SineBU’da mart boyunca programda olacak 11 film birbirlerinden farklı yöntemleri ve güçlü anlatıları ile öne çıkıyor.
CALL ME BY YOUR NAME / BENİ ADINLA ÇAĞIR ayın en çok beklenen filmi sayılabilir. Özellikle en iyi uyarlama senaryo alanında birçok ödül alan yapım, geçen sene Moonlight filminin kazandığı GLAAD ödüllerinin 2018 adaylarından ve En İyi Film, En İyi Erkek Oyuncu, En İyi Uyarlama Senaryo, En İyi Şarkı olmak üzere 4 dalda Oscar adayı. Merhamet, güven ve bilgelik anahtar kelimeleri üzerine “güneş gibi tedavi edici” bir anlatısı olan film kimi eleştirmenler için şimdiden queer sinema için öne çıkan bir eser olarak kabul ediliyor.
DADDY’S GIRL / BABASININ KIZI martta 4 seansı olan oldukça ayrıksı ve önemli bir belgesel. Melisa Üneri’nin yönetmenliğini yaptığı; Finlandiya-Türkiye yapımı olan film kendi deyimi ile manipülatif, baskıcı, dominant ebeveyn-evlat ilişkisini kendine has üslubu ile başarıyla işliyor.
THE FLORIDA PROJECT kuşkusuz yılın en çok konuşulan filmlerinden biri. Cep telefonu ile çekilmiş TANGERINE (2015) ile bağımsız sinema dünyasında çokça konuşulan yönetmen Sean Baker bu sefer 35mm formatta çalışmış. Kimi eleştirmenlere göre yorum yapmaktan ve konumlanmaktan kaçan yönetmenin, filmin tamamında kompleks ve başarılı bir anlatıya ulaşması bile filmi görülesi kılmaya yetiyor.

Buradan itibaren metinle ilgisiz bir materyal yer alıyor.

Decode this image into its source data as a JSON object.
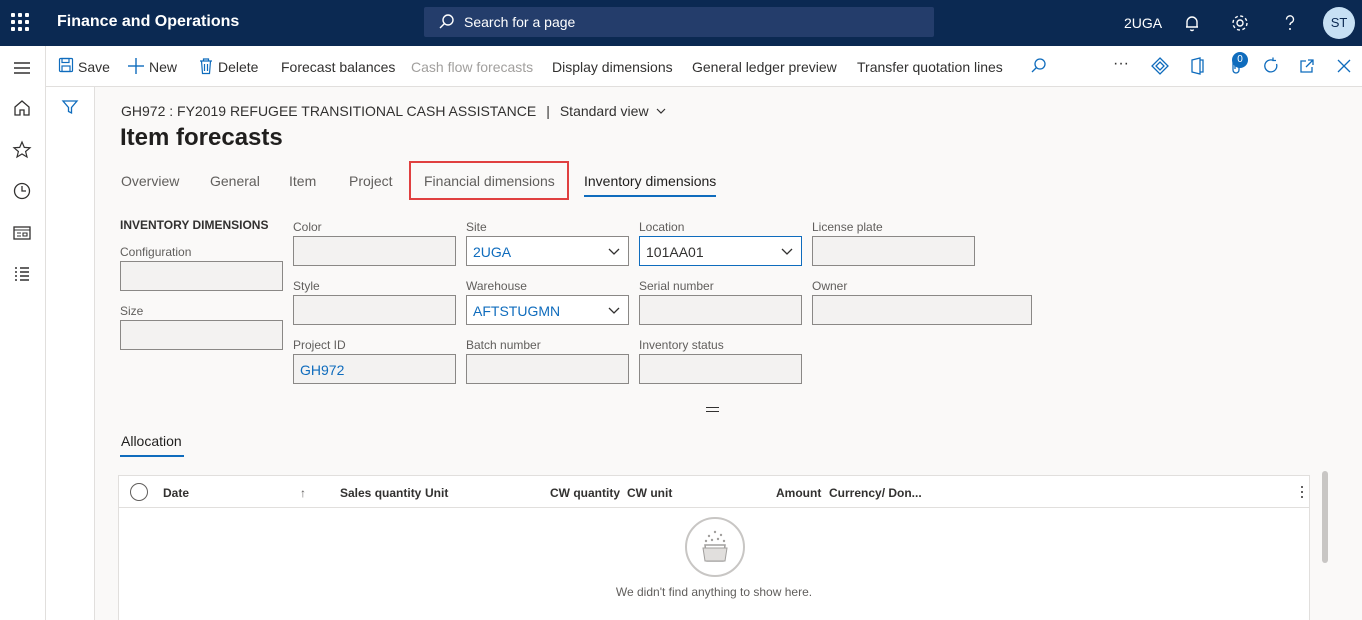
{
  "topbar": {
    "app_title": "Finance and Operations",
    "search_placeholder": "Search for a page",
    "company": "2UGA",
    "avatar_initials": "ST"
  },
  "actions": {
    "save": "Save",
    "new": "New",
    "delete": "Delete",
    "forecast_balances": "Forecast balances",
    "cash_flow_forecasts": "Cash flow forecasts",
    "display_dimensions": "Display dimensions",
    "general_ledger_preview": "General ledger preview",
    "transfer_quotation_lines": "Transfer quotation lines",
    "more": "···",
    "attachments_count": "0"
  },
  "page": {
    "caption_record": "GH972 : FY2019 REFUGEE TRANSITIONAL CASH ASSISTANCE",
    "caption_sep": "|",
    "view_name": "Standard view",
    "title": "Item forecasts"
  },
  "tabs": [
    "Overview",
    "General",
    "Item",
    "Project",
    "Financial dimensions",
    "Inventory dimensions"
  ],
  "inventory": {
    "group_title": "INVENTORY DIMENSIONS",
    "configuration": {
      "label": "Configuration",
      "value": ""
    },
    "size": {
      "label": "Size",
      "value": ""
    },
    "color": {
      "label": "Color",
      "value": ""
    },
    "style": {
      "label": "Style",
      "value": ""
    },
    "project_id": {
      "label": "Project ID",
      "value": "GH972"
    },
    "site": {
      "label": "Site",
      "value": "2UGA"
    },
    "warehouse": {
      "label": "Warehouse",
      "value": "AFTSTUGMN"
    },
    "batch_number": {
      "label": "Batch number",
      "value": ""
    },
    "location": {
      "label": "Location",
      "value": "101AA01"
    },
    "serial_number": {
      "label": "Serial number",
      "value": ""
    },
    "inventory_status": {
      "label": "Inventory status",
      "value": ""
    },
    "license_plate": {
      "label": "License plate",
      "value": ""
    },
    "owner": {
      "label": "Owner",
      "value": ""
    }
  },
  "allocation": {
    "tab_label": "Allocation",
    "columns": [
      "Date",
      "Sales quantity",
      "Unit",
      "CW quantity",
      "CW unit",
      "Amount",
      "Currency/ Don..."
    ],
    "sort_indicator": "↑",
    "empty_message": "We didn't find anything to show here."
  },
  "colors": {
    "nav_bg": "#0b2952",
    "accent": "#0f6cbd",
    "highlight": "#e04040"
  }
}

MUDBOUND / SAVAŞTAN SONRA özellikle Trump ABD’sinde yükselen ırkçı tartışmaların ışığında vizyona giren, empati ve adalet kavramlarını merkeze alan dönem anlatısı. Dönemin ırkçı çiftlik hayatındaki acımasızlığı ve koşulları, övgü alan işçiliği ve alışılmadık çoklu iç ses kullanımı ile aktaran filmin 4 dalda Oscar adaylığı bulunmakta. Bunlardan en önemlisi hiç kuşkusuz ilk kadın görüntü yönetmeni Oscar adayı Rachel Morrison’ın adaylığı.

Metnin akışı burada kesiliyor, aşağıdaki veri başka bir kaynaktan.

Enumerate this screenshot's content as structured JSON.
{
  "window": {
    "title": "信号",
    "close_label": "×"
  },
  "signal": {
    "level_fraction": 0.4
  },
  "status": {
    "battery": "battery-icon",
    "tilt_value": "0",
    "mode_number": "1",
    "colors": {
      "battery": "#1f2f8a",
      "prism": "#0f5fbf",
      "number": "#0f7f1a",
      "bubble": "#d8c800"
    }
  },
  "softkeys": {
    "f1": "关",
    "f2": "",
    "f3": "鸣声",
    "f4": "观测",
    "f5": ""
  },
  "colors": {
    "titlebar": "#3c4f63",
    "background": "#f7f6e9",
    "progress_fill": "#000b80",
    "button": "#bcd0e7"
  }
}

STALİN’İN ÖLÜMÜ eleştirmenler tarafından üzerine çokça yazılan; çizgi roman uyarlaması bir kara komedi. 1953 Rusya’sında Stalin’in ölümü sonrası Kremlin entrikalarını sert üslubu ile ele alan film Rusya’da vizyon görmeden 2 gün önce ekstremist bir dil ile Sovyet tarihsel sembollerini aşağıladığı için yasaklandı. Bu durum BAFTA ödüllerinde 2 adaylığı bulunan filmin üzerindeki ilgiyi epey arttırmış görünüyor.